Optimal Smoothed Analysis of the Simplex Method
Eleon Bach, Sophie Huiberts
TL;DR
This paper advances the smoothed analysis of the simplex method by proving a near-optimal bound of $O(σ^{-1/2} d^{11/4} \log(n)^{7/4})$ pivot steps under Gaussian perturbations, improving upon all prior bounds in the noise parameter $σ$ while maintaining polylog dependence on the dimension and constraints. A key innovation is a three-phase shadow-vertex algorithm that employs a semi-random shadow plane, enabling a direct primal-space shadow analysis and reducing dependence on the perturbation magnitude. The authors introduce the semi-random shadow size $R(n,d,σ)$ and show $R(n,d,σ) \leq O\left(\sqrt{σ^{-1} \sqrt{d^{11} \log(n)^7}} + d^3 \log(n)^2 \right)$, along with a matching high-probability lower bound on the combinatorial diameter under smoothing, which demonstrates optimal noise dependence up to polylog factors. Together, these results sharpen the theoretical understanding of why simplex-type methods perform well in practice and provide tighter benchmarks for smoothed analyses of LP algorithms. The techniques combine random objective perturbations with algorithmically injected randomness (semi-random shadows), auxiliary LP reductions, and intricate geometric-probabilistic arguments to control shadow-path lengths and vertex separation.
Abstract
Smoothed analysis is a method for analyzing the performance of algorithms, used especially for those algorithms whose running time in practice is significantly better than what can be proven through worst-case analysis. Spielman and Teng (STOC '01) introduced the smoothed analysis framework of algorithm analysis and applied it to the simplex method. Given an arbitrary linear program with $d$ variables and $n$ inequality constraints, Spielman and Teng proved that the simplex method runs in time $O(σ^{-30} d^{55} n^{86})$, where $σ> 0$ is the standard deviation of Gaussian distributed noise added to the original LP data.

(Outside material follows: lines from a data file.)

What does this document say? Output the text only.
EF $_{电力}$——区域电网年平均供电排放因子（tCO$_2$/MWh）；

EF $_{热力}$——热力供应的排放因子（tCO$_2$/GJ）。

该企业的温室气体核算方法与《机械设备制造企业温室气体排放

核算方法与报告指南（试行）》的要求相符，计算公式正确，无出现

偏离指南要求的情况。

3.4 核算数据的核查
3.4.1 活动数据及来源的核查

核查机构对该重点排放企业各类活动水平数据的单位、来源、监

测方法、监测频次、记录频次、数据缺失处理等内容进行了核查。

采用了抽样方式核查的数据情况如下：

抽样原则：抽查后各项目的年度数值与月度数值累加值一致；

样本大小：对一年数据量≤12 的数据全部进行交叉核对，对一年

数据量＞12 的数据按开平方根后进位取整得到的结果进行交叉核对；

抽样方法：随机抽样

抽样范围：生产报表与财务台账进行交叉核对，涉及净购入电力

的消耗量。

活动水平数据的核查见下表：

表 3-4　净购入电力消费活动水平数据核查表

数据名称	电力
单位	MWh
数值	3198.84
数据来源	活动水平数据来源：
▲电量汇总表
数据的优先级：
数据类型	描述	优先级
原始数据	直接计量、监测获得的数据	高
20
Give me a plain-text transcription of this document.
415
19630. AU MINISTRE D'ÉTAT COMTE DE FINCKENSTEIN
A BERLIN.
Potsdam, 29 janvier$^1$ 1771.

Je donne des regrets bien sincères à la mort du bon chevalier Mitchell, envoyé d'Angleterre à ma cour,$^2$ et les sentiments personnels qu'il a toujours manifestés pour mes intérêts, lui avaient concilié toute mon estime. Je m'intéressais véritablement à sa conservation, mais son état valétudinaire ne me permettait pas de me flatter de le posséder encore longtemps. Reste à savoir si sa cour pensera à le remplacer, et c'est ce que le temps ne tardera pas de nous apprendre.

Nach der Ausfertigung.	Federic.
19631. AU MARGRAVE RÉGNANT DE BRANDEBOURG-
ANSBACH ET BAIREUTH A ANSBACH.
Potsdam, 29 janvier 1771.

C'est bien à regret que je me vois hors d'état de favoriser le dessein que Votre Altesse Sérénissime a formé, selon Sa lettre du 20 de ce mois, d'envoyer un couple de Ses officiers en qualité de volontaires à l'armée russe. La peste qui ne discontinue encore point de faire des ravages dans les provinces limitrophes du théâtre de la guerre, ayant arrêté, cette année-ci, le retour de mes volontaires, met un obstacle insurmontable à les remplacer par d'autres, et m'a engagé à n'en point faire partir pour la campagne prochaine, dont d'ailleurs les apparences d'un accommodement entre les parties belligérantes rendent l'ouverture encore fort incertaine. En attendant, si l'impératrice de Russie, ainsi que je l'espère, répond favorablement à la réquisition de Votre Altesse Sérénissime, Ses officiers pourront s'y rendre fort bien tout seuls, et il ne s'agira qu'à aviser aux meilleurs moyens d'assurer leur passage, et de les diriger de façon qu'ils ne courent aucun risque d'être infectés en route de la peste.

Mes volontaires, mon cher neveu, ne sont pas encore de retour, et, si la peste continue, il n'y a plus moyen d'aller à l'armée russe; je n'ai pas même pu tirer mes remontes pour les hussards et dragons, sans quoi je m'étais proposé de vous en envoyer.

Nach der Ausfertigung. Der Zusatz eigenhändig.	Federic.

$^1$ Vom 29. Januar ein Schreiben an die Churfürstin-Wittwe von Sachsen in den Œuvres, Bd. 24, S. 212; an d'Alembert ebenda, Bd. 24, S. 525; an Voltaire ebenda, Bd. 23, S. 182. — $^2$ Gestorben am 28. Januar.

Spielman and Teng's result was simplified and strengthened over a series of works, with the current strongest upper bound being $O(σ^{-3/2} d^{13/4} \log(n)^{7/4})$ pivot steps due to Huiberts, Lee and Zhang (STOC '23). We prove that there exists a simplex method whose smoothed complexity is upper bounded by $O(σ^{-1/2} d^{11/4} \log(n)^{7/4})$ pivot steps. Furthermore, we prove a matching high-probability lower bound of $Ω( σ^{-1/2} d^{1/2}\ln(4/σ)^{-1/4})$ on the combinatorial diameter of the feasible polyhedron after smoothing, on instances using $n = \lfloor (4/σ)^d \rfloor$ inequality constraints. This lower bound indicates that our algorithm has optimal noise dependence among all simplex methods, up to polylogarithmic factors.